Connecting Multicast Islands with GRE
This post covers how to join together devices requiring multicast connectivity across networks that do not support multicast. This situation is common when the Internet is used for transport, and even in private networks such as MPLS L3VPN if the carrier does not support multicast (or you decided not to pay extra for that service). I will be using Cisco devices and GRE tunnels, though the concepts are generic and apply to multi-vendor networks. First I provide some background on multicast, and then I demonstrate the configuration.
Background:
Multicast routing is one of those topics that is considered more advanced in the field of networking. In fact, in the Cisco Routing & Switching curricula, multicast routing is not mentioned at all until the CCIE level, though other multicast fundamentals such as addressing and the basics of IGMP are covered. Just like with LDP and MPLS L3VPN, Cisco expects you to go from zero to hero at the CCIE level, with no prior introduction at the CCNA or CCNP level inside the R&S track (other tracks do introduce some of the concepts before the CCIE level).
Multicast routing is interesting because it takes many of the rules you learn about normal destination-based forwarding through a multi-hop network and reverses the logic. Multicast routing is concerned with a multicast destination following the reverse path back to the source. The source is the producer of the packets, and the subscribed consumer is the destination. There are different variations and operating models of multicast, including a bidirectional model where multicast sources are also multicast destinations. The other variations are outside the scope of this post, which concerns itself only with PIM-SM with a static RP.
Different multicast routing protocols have been developed over the years, including DVMRP and MOSPF, which are essentially RIP and OSPF respectively for multicast. There have been others as well, but they all fell out of use in favor of PIM: Protocol Independent Multicast (at least within the context of intra-AS multicast routing). The “protocol independent” part comes from the fact that PIM builds the multicast forwarding table (MFIB) based on the unicast forwarding table (FIB). This means however the router’s unicast FIB is populated, whether by one or more routing protocols or static configuration (which can also be considered a routing protocol in itself and in fact some platforms like IOS-XR reference static routes as just another routing protocol), the MFIB uses that information to build the reverse-path tree to the multicast source. Note that the FIB itself is populated from the routing table (RIB). The FIB is essentially all of the routes from the RIB that were chosen for use depending on the rules defined on the router. This means that PIM can be considered an “over the top” service (or an “overlay”), because it requires the underlying unicast routing infrastructure to be in place first.
As you know, TCP builds connections between source and destination on a 1:1 basis using the three-way-handshake. UDP is connectionless, and does not establish a session between source and destination before data is sent. This enables the one-to-many forwarding paradigm, which is why multicast uses UDP. When a multicast router connected to a destination device receives a multicast UDP packet, it performs a reverse path forwarding (RPF) check. The router notes the interface on which the multicast packet arrived, and searches the PIM-built MFIB (based on the unicast FIB) to see if that particular interface would be used for a unicast packet to be sent back toward the source. This is performed for loop prevention because depending on the different paths in the network, the multicast UDP packets could arrive on multiple interfaces.

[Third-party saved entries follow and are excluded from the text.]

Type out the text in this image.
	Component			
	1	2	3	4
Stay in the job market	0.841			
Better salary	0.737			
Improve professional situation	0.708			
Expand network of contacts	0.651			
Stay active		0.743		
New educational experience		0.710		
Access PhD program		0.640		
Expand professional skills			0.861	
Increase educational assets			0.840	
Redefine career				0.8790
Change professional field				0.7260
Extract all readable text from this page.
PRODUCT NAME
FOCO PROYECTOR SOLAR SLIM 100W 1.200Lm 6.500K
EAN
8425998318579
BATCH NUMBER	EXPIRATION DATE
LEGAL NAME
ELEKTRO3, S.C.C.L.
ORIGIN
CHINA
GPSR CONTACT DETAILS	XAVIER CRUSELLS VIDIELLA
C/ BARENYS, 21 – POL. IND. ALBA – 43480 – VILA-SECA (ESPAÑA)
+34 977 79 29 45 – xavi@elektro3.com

PIM-SM (sparse mode) uses an RP (Rendezvous Point) as a central meeting place for multicast sources and destinations to find each other. All multicast routers in the PIM-SM domain must know what the unicast IP address is of the RP. This information can be distributed automatically through the proprietary Cisco AutoRP, through the standard Bootstrap Router (BSR) protocol that is part of PIMv2, or through manual configuration. There can be multiple RPs (and in larger networks there most certainly will be for redundancy), and each RP can cover different multicast groups, or they can cover the same groups using Anycast RP with MSDP (multicast source discovery protocol). BSR, Anycast RP, and MSDP are part of the CCIE R&S curricula, but are outside the scope of this post. This post keeps things simple by defining a single static RP which covers the entire multicast address space. This is good enough for most small and even medium-size environments unless the particular multicast application is absolutely critical to your business, in which case you should definitely plan for redundancy.
Multicast IP addresses (224.0.0.0/4 or 224.0.0.0 - 239.255.255.255) are always destinations, never sources. Unicast sources send UDP packets to the multicast destination address. Interested multicast receivers indicate that they wish to receive this multicast traffic by joining the destination multicast group. As mentioned, the RP acts as the meeting point between the senders and the receivers. This is so multiple senders do not need to keep track of multiple receivers, and vice-versa. That is the job of the RP.
As an oversimplification, interested multicast receivers indicate they wish to receive traffic from a particular multicast group by sending an IGMP Join message to their first-hop router. There are exceptions to this, such as with locally-scoped multicast traffic, but that is not covered here. The multicast- enabled first-hop router converts the IGMP Join into a PIM Join, and sends it toward the RP. Each router along the path to the RP maintains state that indicates some device on a particular interface is interested in receiving the traffic. This builds a tree structure throughout the network representing interfaces that wish to receive the particular multicast traffic.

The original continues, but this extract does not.